Oil prices’ big losses last week has recovered ground this Monday, this is driven by the expectation that OPEC will extend a pledge to cut output cover all of 2017, even though a persistent rise in the U.S. drilling capped gains. Even though they were still below the $50 mark, which was pierced last Friday at $49.88 a barrel, the U.S. West Texas Intermediate or WTI crude oil futures CLc1 added a 0.5% or 26 cents, by 0401 GMT (12:01 am ET). Brent crude futures LCOc1 on the other hand, rose 0.6% or 30 cents to $52.26 per barrel.
William O’Loughlin and investment analyst at Rivkin Securities said on Monday: “WTI oil slipped back below $50 per barrel level, amid concerns that the lack of inventory drawdown since the OPEC production cuts is a sign that the cuts are not enough to rebalance supply and demand and put a floor under prices.”
Both Brent and WTI oil benchmarks are down more than 7.5% since the end of last year. In accordance to these, a panel made up by OPEC and other allied suppliers have recommended an extension of output cuts by another six months from June, according to a source.
Oil prices fell suddenly last week on the back of stubbornly high crude supplies; this is despite the pledge given by OPEC or the Organization of the Petroleum Exporting Countries and some manufacturers to cut the production by almost up to 1.8 million barrels per day, for six month—starting from January 1, this is to support the market.
In accordance to this, United States drillers added oil rigs for a 14th week in a row, to 688 rigs, extending an 11-month recovery that will surely expected to boost U.S. shale production in May by the biggest monthly escalation in more than two years. The United States crude production is at 9.25 million barrels per day, which is almost up to 10% since mid-2016 and is approaching that of OPEC’s top exporter: Saudi Arabia.

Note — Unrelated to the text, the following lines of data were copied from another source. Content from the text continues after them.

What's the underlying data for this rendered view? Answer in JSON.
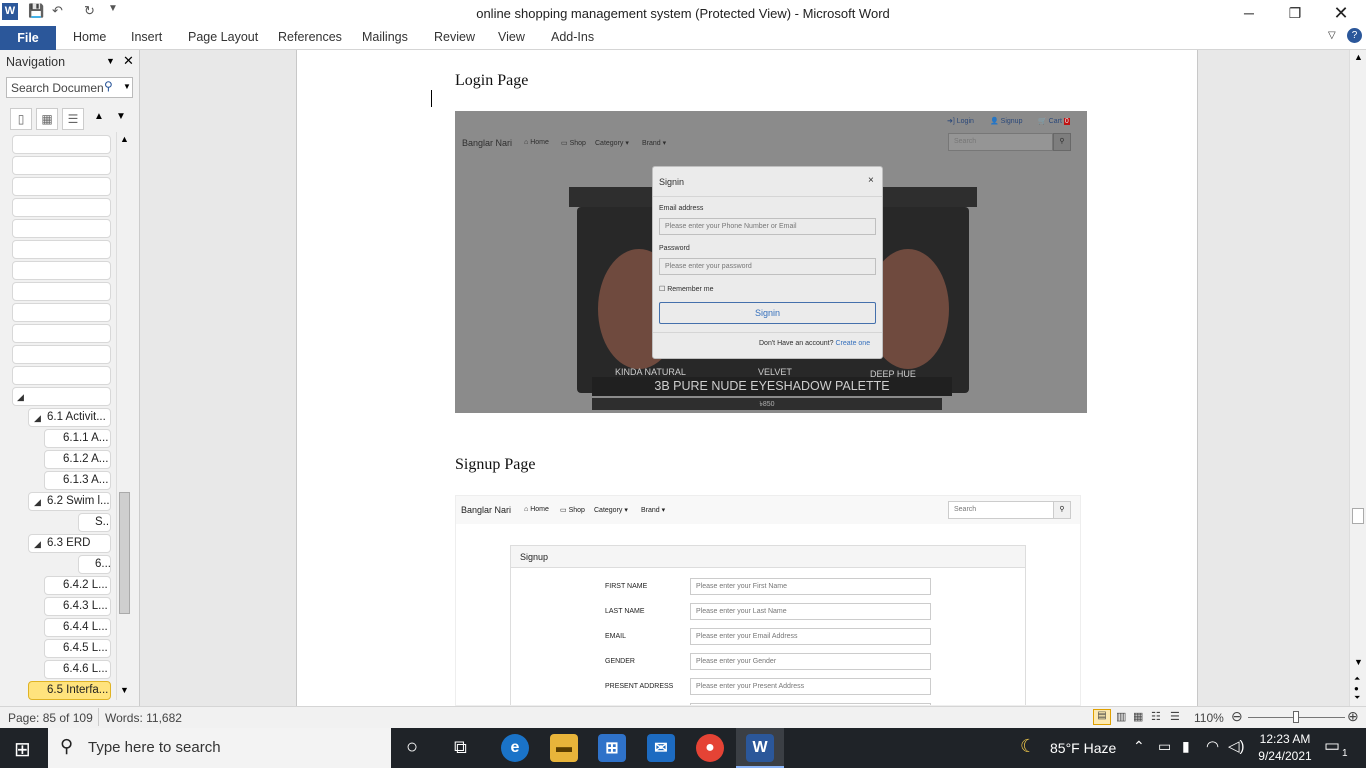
{
  "window": {
    "title": "online shopping management system (Protected View) - Microsoft Word"
  },
  "ribbon": {
    "file": "File",
    "tabs": [
      "Home",
      "Insert",
      "Page Layout",
      "References",
      "Mailings",
      "Review",
      "View",
      "Add-Ins"
    ]
  },
  "nav": {
    "title": "Navigation",
    "search_placeholder": "Search Documen",
    "items": [
      {
        "label": "6.1 Activit..."
      },
      {
        "label": "6.1.1 A..."
      },
      {
        "label": "6.1.2 A..."
      },
      {
        "label": "6.1.3 A..."
      },
      {
        "label": "6.2 Swim l..."
      },
      {
        "label": "S..."
      },
      {
        "label": "6.3 ERD"
      },
      {
        "label": "6..."
      },
      {
        "label": "6.4.2 L..."
      },
      {
        "label": "6.4.3 L..."
      },
      {
        "label": "6.4.4 L..."
      },
      {
        "label": "6.4.5 L..."
      },
      {
        "label": "6.4.6 L..."
      },
      {
        "label": "6.5 Interfa..."
      }
    ]
  },
  "document": {
    "login_heading": "Login Page",
    "signup_heading": "Signup Page"
  },
  "login_shot": {
    "brand": "Banglar Nari",
    "nav": [
      "Home",
      "Shop",
      "Category",
      "Brand"
    ],
    "top_links": [
      "Login",
      "Signup",
      "Cart"
    ],
    "cart_count": "0",
    "search": "Search",
    "modal": {
      "title": "Signin",
      "close": "×",
      "email_label": "Email address",
      "email_placeholder": "Please enter your Phone Number or Email",
      "password_label": "Password",
      "password_placeholder": "Please enter your password",
      "remember": "Remember me",
      "button": "Signin",
      "footer_text": "Don't Have an account?",
      "footer_link": "Create one"
    },
    "product": {
      "left": "KINDA NATURAL",
      "mid": "VELVET",
      "right": "DEEP HUE",
      "name": "3B PURE NUDE EYESHADOW PALETTE",
      "price": "৳850"
    }
  },
  "signup_shot": {
    "brand": "Banglar Nari",
    "nav": [
      "Home",
      "Shop",
      "Category",
      "Brand"
    ],
    "search": "Search",
    "card_title": "Signup",
    "fields": [
      {
        "label": "FIRST NAME",
        "placeholder": "Please enter your First Name"
      },
      {
        "label": "LAST NAME",
        "placeholder": "Please enter your Last Name"
      },
      {
        "label": "EMAIL",
        "placeholder": "Please enter your Email Address"
      },
      {
        "label": "GENDER",
        "placeholder": "Please enter your Gender"
      },
      {
        "label": "PRESENT ADDRESS",
        "placeholder": "Please enter your Present Address"
      }
    ]
  },
  "status": {
    "page": "Page: 85 of 109",
    "words": "Words: 11,682",
    "zoom": "110%"
  },
  "taskbar": {
    "search": "Type here to search",
    "weather": "85°F  Haze",
    "time": "12:23 AM",
    "date": "9/24/2021",
    "notifications": "1"
  },
  "colors": {
    "word_blue": "#2b579a",
    "nav_selected": "#ffe37d",
    "link": "#2a6fc9"
  }
}
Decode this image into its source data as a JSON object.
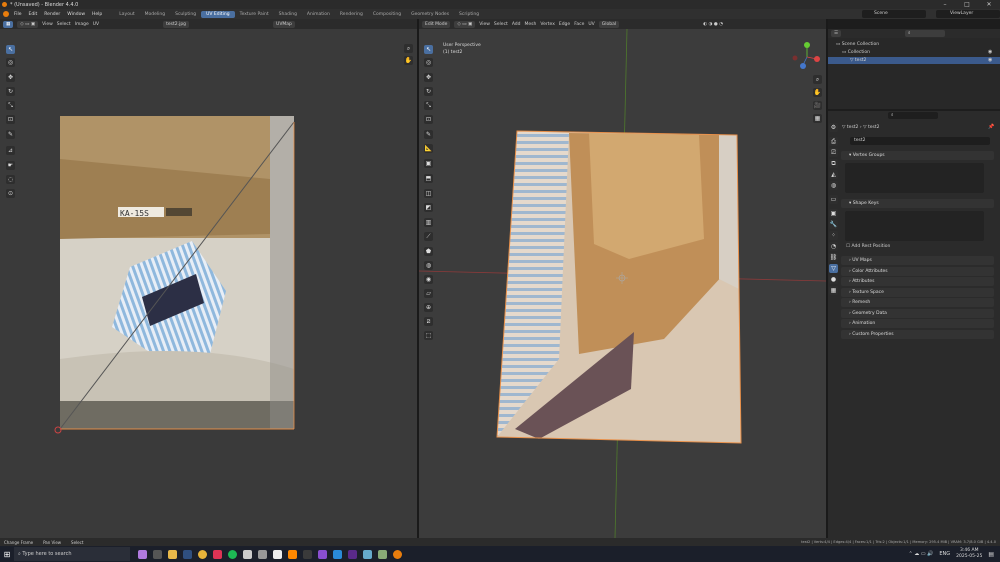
{
  "window": {
    "title": "* (Unsaved) - Blender 4.4.0",
    "controls": [
      "–",
      "□",
      "✕"
    ]
  },
  "menu": [
    "File",
    "Edit",
    "Render",
    "Window",
    "Help"
  ],
  "workspaces": [
    {
      "label": "Layout",
      "active": false
    },
    {
      "label": "Modeling",
      "active": false
    },
    {
      "label": "Sculpting",
      "active": false
    },
    {
      "label": "UV Editing",
      "active": true
    },
    {
      "label": "Texture Paint",
      "active": false
    },
    {
      "label": "Shading",
      "active": false
    },
    {
      "label": "Animation",
      "active": false
    },
    {
      "label": "Rendering",
      "active": false
    },
    {
      "label": "Compositing",
      "active": false
    },
    {
      "label": "Geometry Nodes",
      "active": false
    },
    {
      "label": "Scripting",
      "active": false
    }
  ],
  "scene": {
    "scene_name": "Scene",
    "view_layer": "ViewLayer"
  },
  "uv_header": {
    "menus": [
      "View",
      "Select",
      "Image",
      "UV"
    ],
    "image_name": "test2.jpg",
    "uvmap": "UVMap"
  },
  "vp_header": {
    "mode": "Edit Mode",
    "menus": [
      "View",
      "Select",
      "Add",
      "Mesh",
      "Vertex",
      "Edge",
      "Face",
      "UV"
    ],
    "orientation": "Global",
    "options": "Options"
  },
  "viewport": {
    "line1": "User Perspective",
    "line2": "(1) test2"
  },
  "outliner": {
    "collection_root": "Scene Collection",
    "collection": "Collection",
    "object": "test2"
  },
  "props": {
    "search_placeholder": "",
    "breadcrumb_obj": "test2",
    "breadcrumb_data": "test2",
    "data_name": "test2",
    "vertex_groups": "Vertex Groups",
    "shape_keys": "Shape Keys",
    "add_rest": "Add Rest Position",
    "panels": [
      "UV Maps",
      "Color Attributes",
      "Attributes",
      "Texture Space",
      "Remesh",
      "Geometry Data",
      "Animation",
      "Custom Properties"
    ]
  },
  "status": {
    "left": [
      "Change Frame",
      "Pan View",
      "Select"
    ],
    "right": "test2 | Verts:4/4 | Edges:4/4 | Faces:1/1 | Tris:2 | Objects:1/1 | Memory: 295.4 MiB | VRAM: 3.7/8.0 GiB | 4.4.0"
  },
  "taskbar": {
    "search_placeholder": "Type here to search",
    "lang": "ENG",
    "time": "3:46 AM",
    "date": "2025-05-25"
  },
  "colors": {
    "accent": "#4a6fa0",
    "selection_orange": "#e8904a",
    "bg": "#3a3a3a"
  }
}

This event and an expected fall in Iranian production lent markets some support on Monday. Iran’s crude oil exports are set to hit a 14-month low in May, suggesting the country is struggling to raise exports after clearing out stocks stored on tankers. However, Iranian oil exports—especially its core markets in Asia, had risen since the ending of most approvals against it in January 2016.